The original proposal had been to cut the number of prawns caught in the Irish Sea by almost a quarter, but the final reduction came down to nine per cent.

Even that cut though, to what is seen as this region’s most important fishery, is a poor result for local fishermen, Mr McCulla said.

The meeting, which Fisheries Minister George Eustice hailed as the best possible balance between safeguarding a strong UK fishing industry and ensuring long-term stock recovery, saw Northern Ireland’s fishermen singled out for praise from the EU Fisheries’ Commissioner for their efforts in sustainable fishing.

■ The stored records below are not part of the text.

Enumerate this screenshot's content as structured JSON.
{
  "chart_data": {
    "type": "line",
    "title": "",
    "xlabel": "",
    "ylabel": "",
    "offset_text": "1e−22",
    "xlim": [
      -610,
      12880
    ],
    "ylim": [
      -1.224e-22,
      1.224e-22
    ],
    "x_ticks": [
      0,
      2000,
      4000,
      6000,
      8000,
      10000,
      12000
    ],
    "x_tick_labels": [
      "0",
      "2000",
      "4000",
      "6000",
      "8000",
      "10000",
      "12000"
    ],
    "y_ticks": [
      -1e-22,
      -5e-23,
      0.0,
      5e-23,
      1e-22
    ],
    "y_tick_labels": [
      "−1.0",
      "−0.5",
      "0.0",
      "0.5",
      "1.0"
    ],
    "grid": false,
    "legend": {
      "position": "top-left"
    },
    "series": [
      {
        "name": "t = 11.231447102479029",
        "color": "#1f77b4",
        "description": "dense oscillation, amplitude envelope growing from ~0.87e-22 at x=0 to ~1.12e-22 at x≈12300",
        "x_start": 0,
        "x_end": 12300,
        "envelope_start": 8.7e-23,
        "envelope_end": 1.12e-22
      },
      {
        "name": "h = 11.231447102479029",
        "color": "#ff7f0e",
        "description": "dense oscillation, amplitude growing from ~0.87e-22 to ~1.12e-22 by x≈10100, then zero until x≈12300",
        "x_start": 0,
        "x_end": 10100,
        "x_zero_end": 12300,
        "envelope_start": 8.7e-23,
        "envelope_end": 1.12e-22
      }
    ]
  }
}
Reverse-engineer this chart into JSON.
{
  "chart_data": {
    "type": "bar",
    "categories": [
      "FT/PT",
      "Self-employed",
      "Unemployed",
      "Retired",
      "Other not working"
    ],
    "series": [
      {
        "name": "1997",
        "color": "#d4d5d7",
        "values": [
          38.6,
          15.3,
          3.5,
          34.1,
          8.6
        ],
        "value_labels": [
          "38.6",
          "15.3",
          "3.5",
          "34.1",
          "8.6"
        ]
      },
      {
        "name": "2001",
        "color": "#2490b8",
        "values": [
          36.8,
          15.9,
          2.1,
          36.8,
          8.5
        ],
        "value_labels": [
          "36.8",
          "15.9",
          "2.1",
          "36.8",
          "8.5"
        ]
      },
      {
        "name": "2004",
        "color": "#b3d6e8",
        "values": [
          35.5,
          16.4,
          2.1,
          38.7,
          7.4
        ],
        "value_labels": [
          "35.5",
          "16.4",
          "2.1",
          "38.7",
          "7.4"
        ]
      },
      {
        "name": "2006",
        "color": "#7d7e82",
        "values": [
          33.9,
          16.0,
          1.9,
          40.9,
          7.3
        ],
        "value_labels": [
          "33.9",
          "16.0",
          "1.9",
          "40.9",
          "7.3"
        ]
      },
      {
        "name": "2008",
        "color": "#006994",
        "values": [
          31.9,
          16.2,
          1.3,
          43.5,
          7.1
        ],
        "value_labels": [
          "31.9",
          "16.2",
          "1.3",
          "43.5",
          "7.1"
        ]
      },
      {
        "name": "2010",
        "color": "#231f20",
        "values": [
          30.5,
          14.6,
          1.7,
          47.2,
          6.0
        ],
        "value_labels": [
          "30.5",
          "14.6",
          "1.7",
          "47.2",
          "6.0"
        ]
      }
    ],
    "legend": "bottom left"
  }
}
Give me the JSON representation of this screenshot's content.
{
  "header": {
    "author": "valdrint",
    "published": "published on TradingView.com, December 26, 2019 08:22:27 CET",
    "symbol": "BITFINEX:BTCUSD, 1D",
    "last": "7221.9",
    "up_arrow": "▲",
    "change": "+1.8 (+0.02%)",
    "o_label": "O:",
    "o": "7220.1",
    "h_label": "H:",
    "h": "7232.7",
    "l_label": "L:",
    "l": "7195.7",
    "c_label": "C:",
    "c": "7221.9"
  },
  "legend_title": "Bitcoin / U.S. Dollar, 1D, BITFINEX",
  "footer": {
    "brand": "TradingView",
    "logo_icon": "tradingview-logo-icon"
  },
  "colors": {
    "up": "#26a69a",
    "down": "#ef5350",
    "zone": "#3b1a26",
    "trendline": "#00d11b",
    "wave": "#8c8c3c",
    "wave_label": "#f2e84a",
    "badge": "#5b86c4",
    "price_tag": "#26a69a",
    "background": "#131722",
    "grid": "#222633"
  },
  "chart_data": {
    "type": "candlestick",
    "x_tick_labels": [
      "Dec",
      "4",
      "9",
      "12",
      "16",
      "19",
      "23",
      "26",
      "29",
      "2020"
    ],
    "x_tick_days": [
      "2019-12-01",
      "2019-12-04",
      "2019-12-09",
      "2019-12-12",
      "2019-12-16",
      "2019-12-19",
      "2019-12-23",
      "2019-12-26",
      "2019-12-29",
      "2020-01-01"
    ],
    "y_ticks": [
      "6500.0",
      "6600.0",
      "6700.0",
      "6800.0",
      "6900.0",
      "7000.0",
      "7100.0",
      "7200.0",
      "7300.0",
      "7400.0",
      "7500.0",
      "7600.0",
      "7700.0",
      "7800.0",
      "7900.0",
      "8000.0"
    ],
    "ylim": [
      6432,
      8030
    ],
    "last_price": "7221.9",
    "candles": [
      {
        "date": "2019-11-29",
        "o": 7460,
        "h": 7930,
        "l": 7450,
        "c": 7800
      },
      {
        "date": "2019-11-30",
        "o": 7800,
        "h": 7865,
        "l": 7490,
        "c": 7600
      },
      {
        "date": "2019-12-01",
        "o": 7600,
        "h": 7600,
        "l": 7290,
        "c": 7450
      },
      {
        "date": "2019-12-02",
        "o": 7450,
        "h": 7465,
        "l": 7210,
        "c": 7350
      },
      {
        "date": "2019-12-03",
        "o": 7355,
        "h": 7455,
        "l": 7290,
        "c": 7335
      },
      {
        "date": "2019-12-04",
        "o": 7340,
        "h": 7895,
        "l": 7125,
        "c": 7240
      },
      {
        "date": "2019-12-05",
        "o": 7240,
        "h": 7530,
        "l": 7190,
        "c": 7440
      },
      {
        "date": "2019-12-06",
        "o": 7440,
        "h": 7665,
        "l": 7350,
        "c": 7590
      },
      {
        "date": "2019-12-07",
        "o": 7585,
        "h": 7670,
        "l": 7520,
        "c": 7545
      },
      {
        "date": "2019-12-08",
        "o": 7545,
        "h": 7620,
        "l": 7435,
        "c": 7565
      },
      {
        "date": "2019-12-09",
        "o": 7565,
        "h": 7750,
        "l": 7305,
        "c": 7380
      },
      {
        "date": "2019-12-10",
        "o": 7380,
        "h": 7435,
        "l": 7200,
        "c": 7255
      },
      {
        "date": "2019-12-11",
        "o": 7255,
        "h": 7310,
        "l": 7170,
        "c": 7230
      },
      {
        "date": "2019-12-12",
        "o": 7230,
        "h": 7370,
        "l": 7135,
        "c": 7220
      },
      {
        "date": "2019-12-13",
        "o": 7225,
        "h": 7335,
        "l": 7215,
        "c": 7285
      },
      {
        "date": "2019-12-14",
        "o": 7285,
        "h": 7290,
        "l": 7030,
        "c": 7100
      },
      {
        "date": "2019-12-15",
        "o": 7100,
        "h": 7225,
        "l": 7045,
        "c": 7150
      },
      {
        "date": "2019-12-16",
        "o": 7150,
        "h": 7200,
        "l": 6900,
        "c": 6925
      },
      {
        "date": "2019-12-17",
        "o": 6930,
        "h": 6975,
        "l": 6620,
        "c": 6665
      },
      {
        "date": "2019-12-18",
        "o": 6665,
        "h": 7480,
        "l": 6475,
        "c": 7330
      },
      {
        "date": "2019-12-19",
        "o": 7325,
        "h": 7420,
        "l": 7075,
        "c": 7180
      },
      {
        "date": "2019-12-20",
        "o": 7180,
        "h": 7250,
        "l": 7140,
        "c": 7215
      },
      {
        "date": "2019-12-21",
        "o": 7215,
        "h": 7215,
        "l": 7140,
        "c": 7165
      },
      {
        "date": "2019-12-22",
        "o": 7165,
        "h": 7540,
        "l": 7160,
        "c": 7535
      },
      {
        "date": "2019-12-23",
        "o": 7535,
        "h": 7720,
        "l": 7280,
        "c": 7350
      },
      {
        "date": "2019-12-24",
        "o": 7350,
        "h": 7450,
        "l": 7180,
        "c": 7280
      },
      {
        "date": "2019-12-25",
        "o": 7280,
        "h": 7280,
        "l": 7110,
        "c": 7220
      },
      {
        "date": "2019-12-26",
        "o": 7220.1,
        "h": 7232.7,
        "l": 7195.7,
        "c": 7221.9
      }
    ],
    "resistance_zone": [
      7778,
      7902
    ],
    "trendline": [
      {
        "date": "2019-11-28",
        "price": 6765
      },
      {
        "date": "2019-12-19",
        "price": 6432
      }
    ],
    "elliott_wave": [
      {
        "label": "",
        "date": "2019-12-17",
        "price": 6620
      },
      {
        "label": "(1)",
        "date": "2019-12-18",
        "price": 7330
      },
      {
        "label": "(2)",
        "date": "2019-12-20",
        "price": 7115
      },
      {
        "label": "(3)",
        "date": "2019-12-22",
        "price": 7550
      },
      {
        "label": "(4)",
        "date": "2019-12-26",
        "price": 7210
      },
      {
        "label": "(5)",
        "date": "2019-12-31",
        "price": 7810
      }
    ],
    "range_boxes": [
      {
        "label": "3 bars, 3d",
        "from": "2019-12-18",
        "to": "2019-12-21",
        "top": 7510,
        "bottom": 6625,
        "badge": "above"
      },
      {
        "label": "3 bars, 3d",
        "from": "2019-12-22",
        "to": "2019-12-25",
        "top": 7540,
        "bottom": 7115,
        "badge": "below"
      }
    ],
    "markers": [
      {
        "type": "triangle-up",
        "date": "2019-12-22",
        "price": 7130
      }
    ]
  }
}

But Mr McCulla said the quota reductions which followed made the initial praise seem “somewhat ironic”.

“Our reward for having delivered the commitments made two years ago has been the commission forcing through a significant cut on next year’s quota for our most important fishery, namely prawns,” said Mr McCulla.

Mr McCulla, who attended the meeting in Brussels on Tuesday, said local fishermen have been resilient in the face of cuts before, but urged Agriculture Minister Michelle O’Neill to consider any options available to prevent job losses next year.

Minister O’Neill said:“Taking the council result as a whole, when we look across the range of our most important stocks in the Irish Sea, the reduction in the value of the quotas is just under £600,000. This was mainly due to increases in herring, anglerfish and hake.”

DUP MEP Diane Dodds said she was disappointed at the result of the meeting and blamed in part the Irish government for what she said was an indication they could deal with a reduction in the prawn quota.

“(This was) something that contradicted what I was hearing from local fishermen and a view that I do not believe was shared by fishermen in the Republic of Ireland,” she said.